Неожиданная весть начисто стерла все те замечательные размышления, которые за минуту до того породила высшая власть рассудка. Иными словами, когда отчаянье, которым, в сущности, и вызвано было решение о ненависти, начало отступать, леди с минуту колебалась и затем, позабыв весь смысл недавнего своего монолога, опять отпустила домоправительницу с приказанием вызвать Тома в гостиную, куда леди и сама поспешила теперь, чтобы сообщить новость Памеле. Памела сказала, что не может этому поверить: она никогда не слышала, чтобы родители ее потеряли дочь или чтоб у них вообще когда-либо был еще ребенок, кроме нее и Джозефа. Леди сильно вознегодовала на племянницу и заговорила о выскочках и непризнавании родства с теми, кто еще так недавно стоял с нею на одном уровне. Памела не отвечала, но муж ее, взяв ее сторону, сурово упрекнул свою тетку за такое обращение с его женой; он сказал, что, если бы не поздний час, Памела сию же минуту покинула бы ее дом; что если б можно было доказать, что эта молодая женщина действительно ей сестра, то жена его, без сомнения, охотно раскрыла бы ей свои объятия и он сам поступил бы так же. Потом он попросил, чтобы послали за тем человеком и за молодой особой; и леди Буби тотчас отдала соответственное распоряжение, а затем почла нужным принести извинения Памеле, которые та охотно приняла, – и все улеглось.

Явился коробейник, а также Фанни и, конечно, Джозеф, не пожелавший оставить ее; за ними следовал и пастор, движимый не одним лишь любопытством, которым был он наделен в немалой мере, но и чувством долга, как он полагал: ибо он всю дорогу непрестанно призывал Фанни и Джозефа, бурно предававшихся печали, вознести благодарственные молитвы и радоваться столь чудесному избавлению от страшного греха.

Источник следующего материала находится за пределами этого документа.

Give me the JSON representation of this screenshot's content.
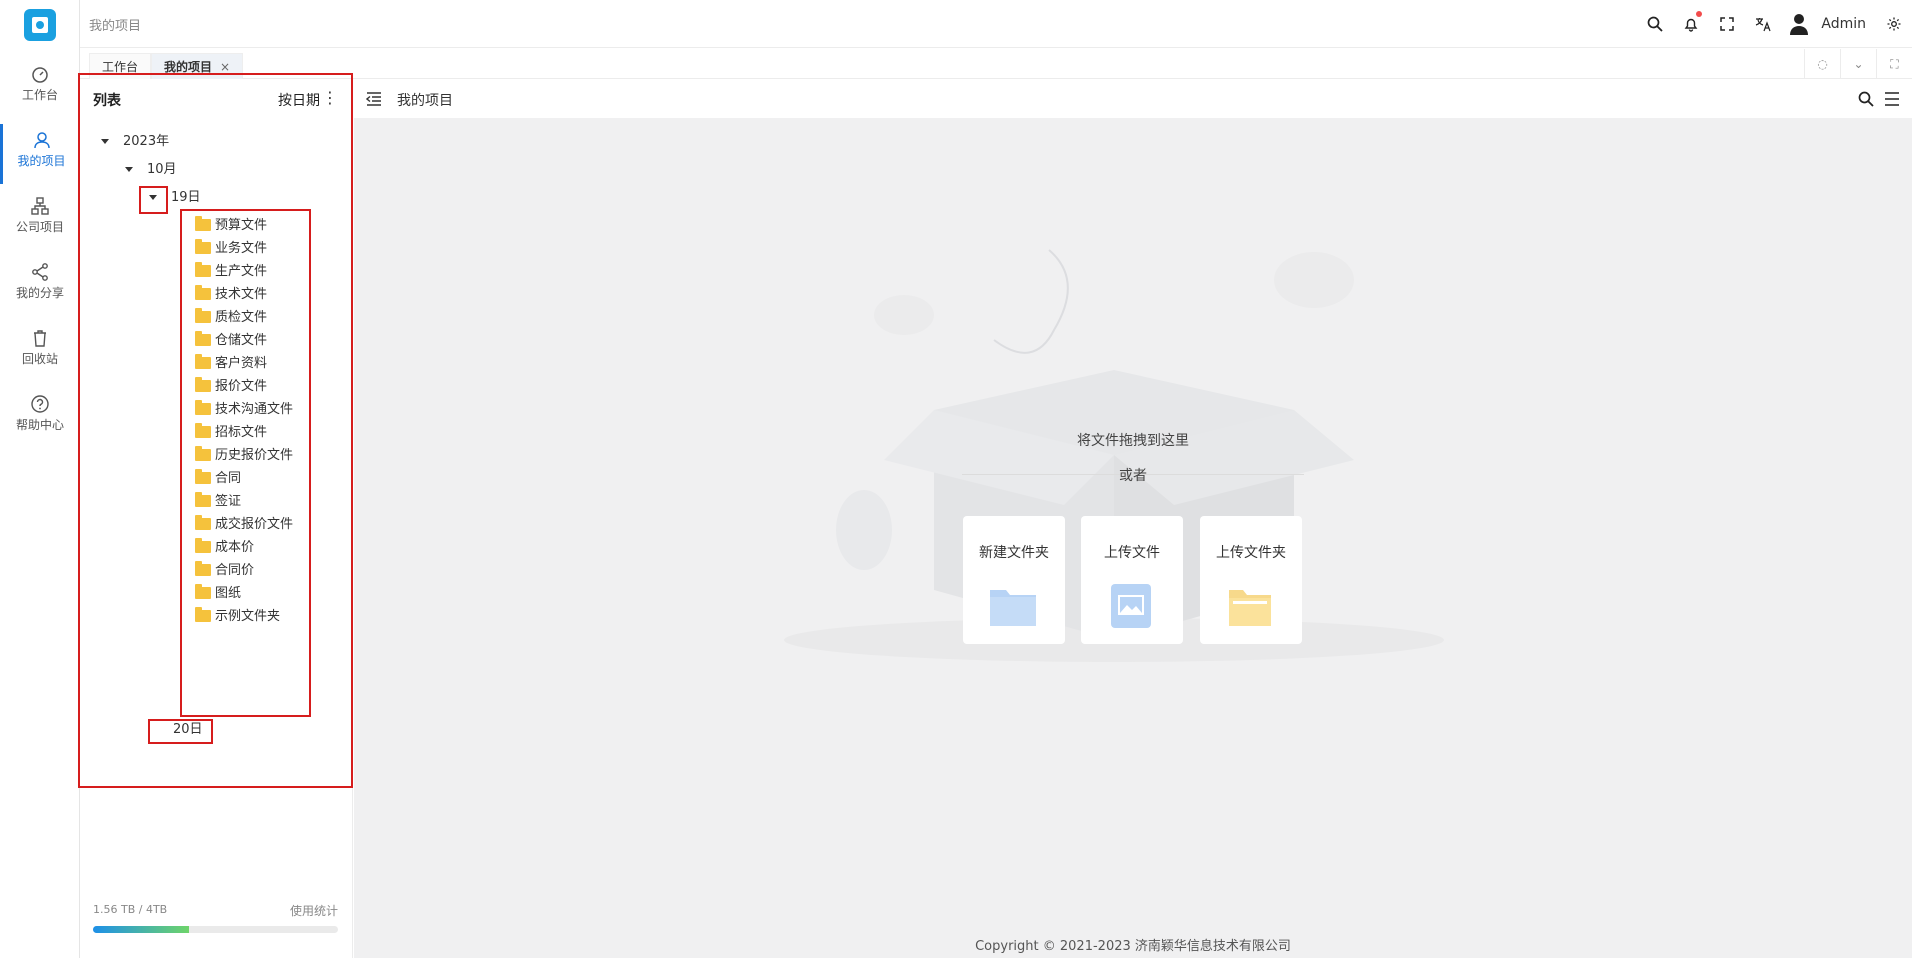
{
  "rail": {
    "items": [
      {
        "label": "工作台",
        "icon": "dashboard-icon"
      },
      {
        "label": "我的项目",
        "icon": "user-icon"
      },
      {
        "label": "公司项目",
        "icon": "org-chart-icon"
      },
      {
        "label": "我的分享",
        "icon": "share-icon"
      },
      {
        "label": "回收站",
        "icon": "trash-icon"
      },
      {
        "label": "帮助中心",
        "icon": "help-icon"
      }
    ],
    "active": "我的项目"
  },
  "topbar": {
    "breadcrumb": "我的项目",
    "user": "Admin",
    "icons": [
      "search-icon",
      "bell-icon",
      "fullscreen-icon",
      "translate-icon",
      "avatar",
      "gear-icon"
    ]
  },
  "tabs": [
    {
      "label": "工作台",
      "closable": false
    },
    {
      "label": "我的项目",
      "closable": true,
      "close": "×"
    }
  ],
  "panel": {
    "title": "列表",
    "sort": "按日期",
    "more": "⋮",
    "tree": {
      "year": "2023年",
      "month": "10月",
      "day1": "19日",
      "folders": [
        "预算文件",
        "业务文件",
        "生产文件",
        "技术文件",
        "质检文件",
        "仓储文件",
        "客户资料",
        "报价文件",
        "技术沟通文件",
        "招标文件",
        "历史报价文件",
        "合同",
        "签证",
        "成交报价文件",
        "成本价",
        "合同价",
        "图纸",
        "示例文件夹"
      ],
      "day2": "20日"
    },
    "usage": {
      "text": "1.56 TB / 4TB",
      "stats_label": "使用统计",
      "fraction": 0.39
    }
  },
  "main": {
    "title": "我的项目",
    "drop_text": "将文件拖拽到这里",
    "or_text": "或者",
    "cards": [
      "新建文件夹",
      "上传文件",
      "上传文件夹"
    ],
    "copyright": "Copyright © 2021-2023 济南颖华信息技术有限公司"
  },
  "colors": {
    "accent": "#1a73d6",
    "annotation": "#d61d1d",
    "folder": "#f5c23c"
  }
}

Когда они прибыли в Буби-холл, их тотчас позвали в гостиную, где коробейник повторил ту же историю, какую рассказал он перед тем в харчевне, настаивая на правильности каждого обстоятельства; так что все, кто слушал, вполне признали истину его слов, кроме Памелы, которая воображала, что если она никогда не слышала от родителей упоминания о таком несчастии, то сообщение это, несомненно, ложно; кроме леди Буби, которая заподозрила здесь ложь, потому что пламенно надеялась, что все окажется правдой; и кроме Джозефа, который опасался, что история правдива, потому что всем сердцем желал, чтобы она оказалась ложной.

Мистер Буби предложил им всем умерить свое любопытство и подождать с окончательным решением – поверить или не поверить – до следующего утра, когда прибудут мистер Эндрус с женой, которых он рассчитывал с Памелой вместе отвезти к себе домой в своей карете; тогда можно будет с полной уверенностью убедиться в истинности или ложности рассказа, – к которому, добавил он, многие веские обстоятельства побуждают отнестись с доверием, тем более что сам он, мистер Буби, не видит, какой выгоды ради стал бы коробейник выдумывать свою историю или пытаться сочинить про них такую ложь.